“There’s something wrong with my new phone” said my wife exasperatedly, “it keeps running out of power. I have to plug it in wherever I go, it’s ridiculous!
This was a bit of a problem as she was one of the leaders of a school trip on the Isle of Wight and responsible for large numbers of very excited Year 6 children. If her phone went dead it wasn’t just inconvenient, it compromised safety.
The phone had been working fine since she’d got it the weekend before and I couldn’t work out what was wrong, so it would have to wait until she got home. So, lacking any other solutions, my wife navigated the Isle of Wight from electricity socket to electricity socket.
The problem, it turned out, was that the phone had every connection option switched on for almost every app. There was a constant stream of checks, messages and updates going between the phone and the network. This does put extra demand on the battery but that’s not normally too much of a problem – as long as you are connected to the network.
Now, the mobile network on the Isle of Wight is not as dense and robust as it is where we live. Added to that, she was in a coach driving around the island for large parts of the day as they ferried the children from one activity to another. As a result, the phone was continually moving in and out of signal, which meant it was continually polling, looking for a network it could connect to. It was this, continually searching for a signal, that was killing the battery. Once we had switched off notifications on most of the apps, the problem disappeared.
This is what it is like when you leave the Mothership and are working on your own. When you are part of an organisation and you have a role to fulfil, it’s like you are always in signal. Much of what you do, many of your meeting and your tasks just unfold before you. The amount of time you have for discretionary activities is probably quite small (and certainly much smaller than you would like!).
When you are outside the Mothership, it’s completely flipped. Almost everything you do is discretionary and you have an almost endless and bewildering array of options. It is like you are out of signal most of the time and you are continually searching for a connection, mulling all the options over in your mind and seeking a decision. And, like the mobile phone, this kills your batteries. Choice, you quickly discover, drains your energy.

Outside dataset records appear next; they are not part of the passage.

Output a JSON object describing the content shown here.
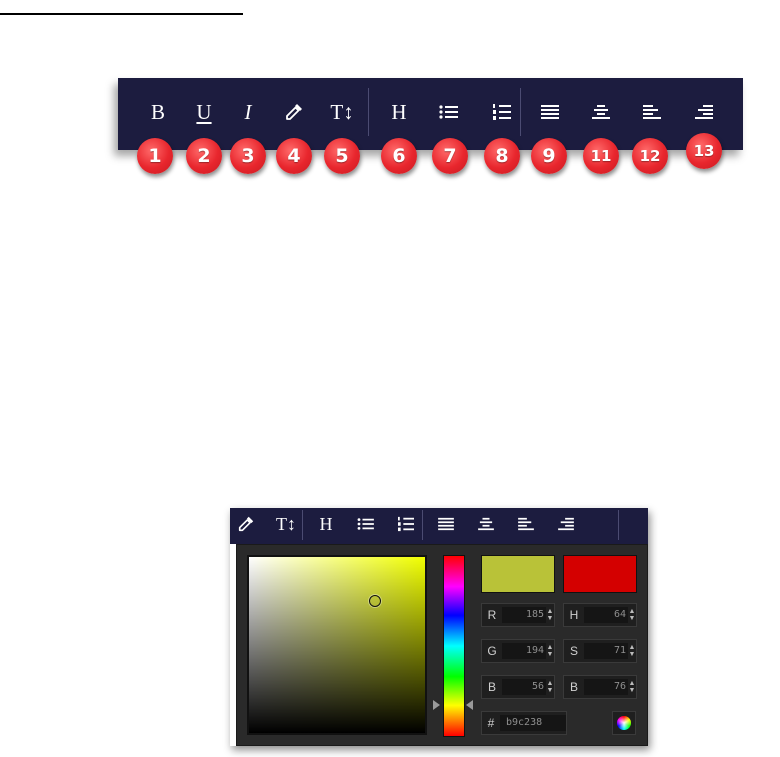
{
  "main_toolbar": {
    "buttons": [
      {
        "label": "B",
        "badge": "1"
      },
      {
        "label": "U",
        "badge": "2"
      },
      {
        "label": "I",
        "badge": "3"
      },
      {
        "icon": "eyedropper-icon",
        "badge": "4"
      },
      {
        "label": "T↕",
        "badge": "5"
      },
      {
        "label": "H",
        "badge": "6"
      },
      {
        "icon": "bulleted-list-icon",
        "badge": "7"
      },
      {
        "icon": "numbered-list-icon",
        "badge": "8"
      },
      {
        "icon": "align-justify-icon",
        "badge": "9"
      },
      {
        "icon": "align-center-icon",
        "badge": "11"
      },
      {
        "icon": "align-left-icon",
        "badge": "12"
      },
      {
        "icon": "align-right-icon",
        "badge": "13"
      }
    ]
  },
  "mini_toolbar": {
    "font_size_label": "T↕",
    "heading_label": "H"
  },
  "color_picker": {
    "new_color": "#b9c238",
    "current_color": "#d40000",
    "rgb": {
      "r_label": "R",
      "r": "185",
      "g_label": "G",
      "g": "194",
      "b_label": "B",
      "b": "56"
    },
    "hsb": {
      "h_label": "H",
      "h": "64",
      "s_label": "S",
      "s": "71",
      "b_label": "B",
      "b": "76"
    },
    "hex_label": "#",
    "hex": "b9c238"
  },
  "colors": {
    "toolbar_bg": "#1c1c3f",
    "badge_red": "#e8262d",
    "panel_bg": "#2a2a2a"
  }
}
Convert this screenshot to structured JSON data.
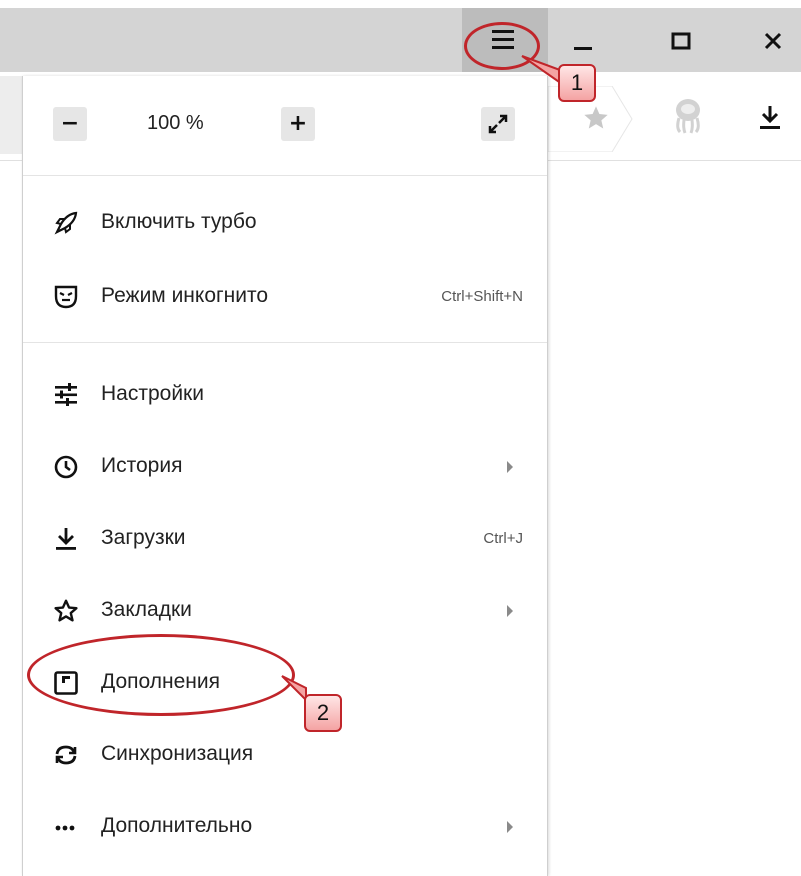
{
  "window": {
    "menu_icon": "hamburger-icon",
    "minimize_icon": "minimize-icon",
    "maximize_icon": "maximize-icon",
    "close_icon": "close-icon"
  },
  "toolbar": {
    "bookmark_icon": "star-icon",
    "extension_icon": "extension-icon",
    "downloads_icon": "download-icon"
  },
  "menu": {
    "zoom": {
      "minus_label": "−",
      "value": "100 %",
      "plus_label": "+",
      "fullscreen_icon": "fullscreen-icon"
    },
    "items": [
      {
        "label": "Включить турбо",
        "icon": "rocket-icon",
        "shortcut": "",
        "submenu": false
      },
      {
        "label": "Режим инкогнито",
        "icon": "incognito-mask-icon",
        "shortcut": "Ctrl+Shift+N",
        "submenu": false
      },
      {
        "label": "Настройки",
        "icon": "settings-sliders-icon",
        "shortcut": "",
        "submenu": false
      },
      {
        "label": "История",
        "icon": "clock-icon",
        "shortcut": "",
        "submenu": true
      },
      {
        "label": "Загрузки",
        "icon": "download-icon",
        "shortcut": "Ctrl+J",
        "submenu": false
      },
      {
        "label": "Закладки",
        "icon": "star-outline-icon",
        "shortcut": "",
        "submenu": true
      },
      {
        "label": "Дополнения",
        "icon": "addons-icon",
        "shortcut": "",
        "submenu": false
      },
      {
        "label": "Синхронизация",
        "icon": "sync-icon",
        "shortcut": "",
        "submenu": false
      },
      {
        "label": "Дополнительно",
        "icon": "more-dots-icon",
        "shortcut": "",
        "submenu": true
      }
    ]
  },
  "annotations": {
    "step1": "1",
    "step2": "2",
    "color": "#c0252a"
  }
}
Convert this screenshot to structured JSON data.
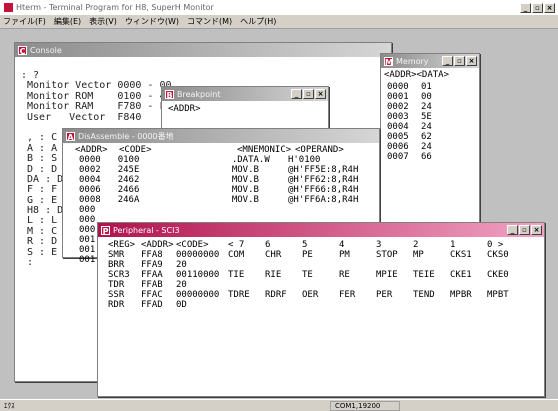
{
  "app": {
    "title": "Hterm - Terminal Program for H8, SuperH Monitor",
    "menu": [
      "ファイル(F)",
      "編集(E)",
      "表示(V)",
      "ウィンドウ(W)",
      "コマンド(M)",
      "ヘルプ(H)"
    ],
    "controls": [
      "_",
      "▫",
      "×"
    ],
    "status_left": "ｴｸｽ",
    "status_port": "COM1,19200"
  },
  "console": {
    "title": "Console",
    "icon": "C",
    "lines": [
      ": ?",
      " Monitor Vector 0000 - 00",
      " Monitor ROM    0100 - 4E",
      " Monitor RAM    F780 - F6",
      " User   Vector  F840",
      "",
      " , : C",
      " A : A",
      " B : S",
      " D : D",
      " DA : D",
      " F : F",
      " G : E",
      " H8 : D",
      " L : L",
      " M : C",
      " R : D",
      " S : E",
      " :"
    ]
  },
  "breakpoint": {
    "title": "Breakpoint",
    "icon": "B",
    "header": "<ADDR>",
    "controls": [
      "_",
      "▫",
      "×"
    ]
  },
  "memory": {
    "title": "Memory",
    "icon": "M",
    "header": "<ADDR><DATA>",
    "controls": [
      "_",
      "▫",
      "×"
    ],
    "rows": [
      [
        "0000",
        "01"
      ],
      [
        "0001",
        "00"
      ],
      [
        "0002",
        "24"
      ],
      [
        "0003",
        "5E"
      ],
      [
        "0004",
        "24"
      ],
      [
        "0005",
        "62"
      ],
      [
        "0006",
        "24"
      ],
      [
        "0007",
        "66"
      ]
    ]
  },
  "disassemble": {
    "title": "DisAssemble - 0000番地",
    "icon": "A",
    "headers": [
      "<ADDR>",
      "<CODE>",
      "<MNEMONIC>",
      "<OPERAND>"
    ],
    "rows": [
      [
        "0000",
        "0100",
        ".DATA.W",
        "H'0100"
      ],
      [
        "0002",
        "245E",
        "MOV.B",
        "@H'FF5E:8,R4H"
      ],
      [
        "0004",
        "2462",
        "MOV.B",
        "@H'FF62:8,R4H"
      ],
      [
        "0006",
        "2466",
        "MOV.B",
        "@H'FF66:8,R4H"
      ],
      [
        "0008",
        "246A",
        "MOV.B",
        "@H'FF6A:8,R4H"
      ],
      [
        "000",
        "",
        "",
        ""
      ],
      [
        "000",
        "",
        "",
        ""
      ],
      [
        "000",
        "",
        "",
        ""
      ],
      [
        "001",
        "",
        "",
        ""
      ],
      [
        "001",
        "",
        "",
        ""
      ],
      [
        "001",
        "",
        "",
        ""
      ]
    ]
  },
  "peripheral": {
    "title": "Peripheral - SCI3",
    "icon": "P",
    "controls": [
      "_",
      "▫",
      "×"
    ],
    "headers": [
      "<REG>",
      "<ADDR>",
      "<CODE>",
      "< 7",
      "6",
      "5",
      "4",
      "3",
      "2",
      "1",
      "0 >"
    ],
    "rows": [
      [
        "SMR",
        "FFA8",
        "00000000",
        "COM",
        "CHR",
        "PE",
        "PM",
        "STOP",
        "MP",
        "CKS1",
        "CKS0"
      ],
      [
        "BRR",
        "FFA9",
        "20",
        "",
        "",
        "",
        "",
        "",
        "",
        "",
        ""
      ],
      [
        "SCR3",
        "FFAA",
        "00110000",
        "TIE",
        "RIE",
        "TE",
        "RE",
        "MPIE",
        "TEIE",
        "CKE1",
        "CKE0"
      ],
      [
        "TDR",
        "FFAB",
        "20",
        "",
        "",
        "",
        "",
        "",
        "",
        "",
        ""
      ],
      [
        "SSR",
        "FFAC",
        "00000000",
        "TDRE",
        "RDRF",
        "OER",
        "FER",
        "PER",
        "TEND",
        "MPBR",
        "MPBT"
      ],
      [
        "RDR",
        "FFAD",
        "0D",
        "",
        "",
        "",
        "",
        "",
        "",
        "",
        ""
      ]
    ]
  },
  "colors": {
    "title_active": "#b0124d",
    "title_inactive": "#8c8c8c",
    "desktop": "#c0c0c0"
  }
}
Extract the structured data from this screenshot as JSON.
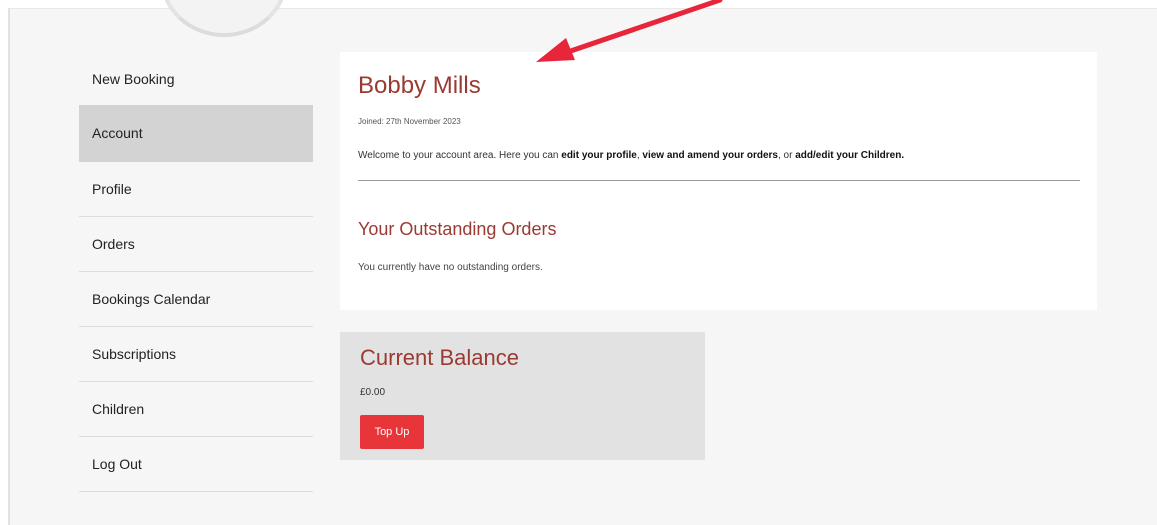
{
  "sidebar": {
    "items": [
      {
        "label": "New Booking"
      },
      {
        "label": "Account",
        "active": true
      },
      {
        "label": "Profile"
      },
      {
        "label": "Orders"
      },
      {
        "label": "Bookings Calendar"
      },
      {
        "label": "Subscriptions"
      },
      {
        "label": "Children"
      },
      {
        "label": "Log Out"
      }
    ]
  },
  "account": {
    "name": "Bobby Mills",
    "joined": "Joined: 27th November 2023",
    "welcome_prefix": "Welcome to your account area. Here you can ",
    "link_profile": "edit your profile",
    "sep1": ", ",
    "link_orders": "view and amend your orders",
    "sep2": ", or ",
    "link_children": "add/edit your Children.",
    "outstanding_heading": "Your Outstanding Orders",
    "outstanding_text": "You currently have no outstanding orders."
  },
  "balance": {
    "title": "Current Balance",
    "amount": "£0.00",
    "topup_label": "Top Up"
  },
  "colors": {
    "heading": "#9b3a32",
    "button": "#e8353a",
    "annotation_arrow": "#e8253a"
  }
}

So how do you make sure you are ‘in signal’ more often? Creating a structure to your work is important and having regular commitments puts in place some anchors that you can organise around. Of course, these have to serve your purpose and help you implement your plan. You can also create your own network, a network of people, to stay connected to and to get help from with ideas, feedback, accountability and encouragement.
We actually spend most of our time doing things automatically in order to save brainpower and energy. We are not designed to make decisions about everything so it’s important to make sure you automate as much of your activity as possible so that you can focus your energy on the things that really matter.
Establishing a routine or a framework keeps us ‘in signal’ and stops our batteries running out.